さらに、彼の親しみやすいキャラクターは、若いファンや初心者ボウラーにとっても励みとなる。プロとしての技術だけでなく、心地よい雰囲気を作り出す力も、彼が長年にわたり愛され続ける理由の一つである。


父グッピー・トループとの“親子タイトル”

カイルの父、グッピー・トループは1970~80年代に活躍したPBAツアー優勝8回の名選手である。カイルがツアーで初優勝を果たした時点で、彼らは親子でPBAツアータイトルを獲得した4組目のファミリーとなった。

その後、カイルは父を超える12回のタイトルを獲得し、親子二代でボウリング史に名を刻む存在となった。この親子の物語は、単なる実績だけでなく、カイルの競技に対する真摯な姿勢を象徴している。父から受け継いだ技術や精神は、彼のプレーに色濃く表れ、PBAツアーでの安定感と勝負強さに直結している。


カイル・トループ 写真:nohughes@pba.com/提供:Media Valet

自己流で身に付けた二本手スタイル

カイルの二本手投球スタイルは、独学で身に付けた“ショベル投法”に由来する。現代のプロボウリング界ではジェイソン・ベルモンテを代表格として二本手投球が注目されているが、カイルもまた幼少期に自然にこのフォームを習得した。

コーチに矯正されることなく、自分の身体に合った形で磨き上げた投球スタイルは、他の選手には真似できないダイナミックさを生み出している。力強いストライクショットと柔軟なリリース角度は、二本手投球の長所を最大限に活かした彼ならではの武器である。


2021年、賞金記録を塗り替える

2021年、カイルは年間で49万6900ドルを稼ぎ出し、PBA史上単年最高賞金額の記録を樹立した。従来の記録保持者はレジェンド、ウォルター・レイ・ウィリアムズJr.である。

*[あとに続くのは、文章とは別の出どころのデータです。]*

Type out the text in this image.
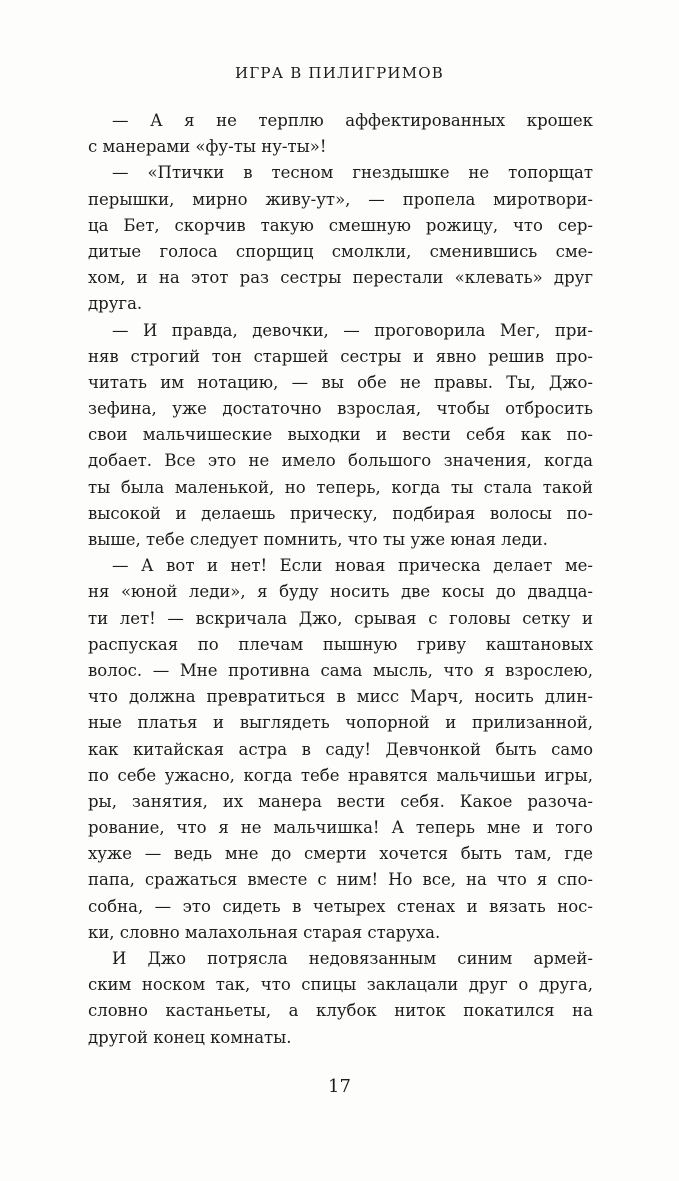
ИГРА В ПИЛИГРИМОВ
— А я не терплю аффектированных крошек
с манерами «фу-ты ну-ты»!
— «Птички в тесном гнездышке не топорщат
перышки, мирно живу-ут», — пропела миротвори-
ца Бет, скорчив такую смешную рожицу, что сер-
дитые голоса спорщиц смолкли, сменившись сме-
хом, и на этот раз сестры перестали «клевать» друг
друга.
— И правда, девочки, — проговорила Мег, при-
няв строгий тон старшей сестры и явно решив про-
читать им нотацию, — вы обе не правы. Ты, Джо-
зефина, уже достаточно взрослая, чтобы отбросить
свои мальчишеские выходки и вести себя как по-
добает. Все это не имело большого значения, когда
ты была маленькой, но теперь, когда ты стала такой
высокой и делаешь прическу, подбирая волосы по-
выше, тебе следует помнить, что ты уже юная леди.
— А вот и нет! Если новая прическа делает ме-
ня «юной леди», я буду носить две косы до двадца-
ти лет! — вскричала Джо, срывая с головы сетку и
распуская по плечам пышную гриву каштановых
волос. — Мне противна сама мысль, что я взрослею,
что должна превратиться в мисс Марч, носить длин-
ные платья и выглядеть чопорной и прилизанной,
как китайская астра в саду! Девчонкой быть само
по себе ужасно, когда тебе нравятся мальчишьи игры,
ры, занятия, их манера вести себя. Какое разоча-
рование, что я не мальчишка! А теперь мне и того
хуже — ведь мне до смерти хочется быть там, где
папа, сражаться вместе с ним! Но все, на что я спо-
собна, — это сидеть в четырех стенах и вязать нос-
ки, словно малахольная старая старуха.
И Джо потрясла недовязанным синим армей-
ским носком так, что спицы заклацали друг о друга,
словно кастаньеты, а клубок ниток покатился на
другой конец комнаты.
17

この記録は、単なる賞金額だけでなく、カイルがメジャータイトルを含む複数の大会で常に上位入賞を果たし続けた結果であることを示している。実力とエンターテイメント性を兼ね備えた彼の存在は、PBAツアーの魅力をさらに高める要因となっている。


カイル・トループ 写真:nohughes@pba.com/提供:Media Valet

TV中継でのパーフェクトゲーム

2022年のPBAツアーファイナルで、カイルはTV中継試合において300点のパーフェクトゲームを達成した。これはPBA公式放送での通算33回目の快挙である。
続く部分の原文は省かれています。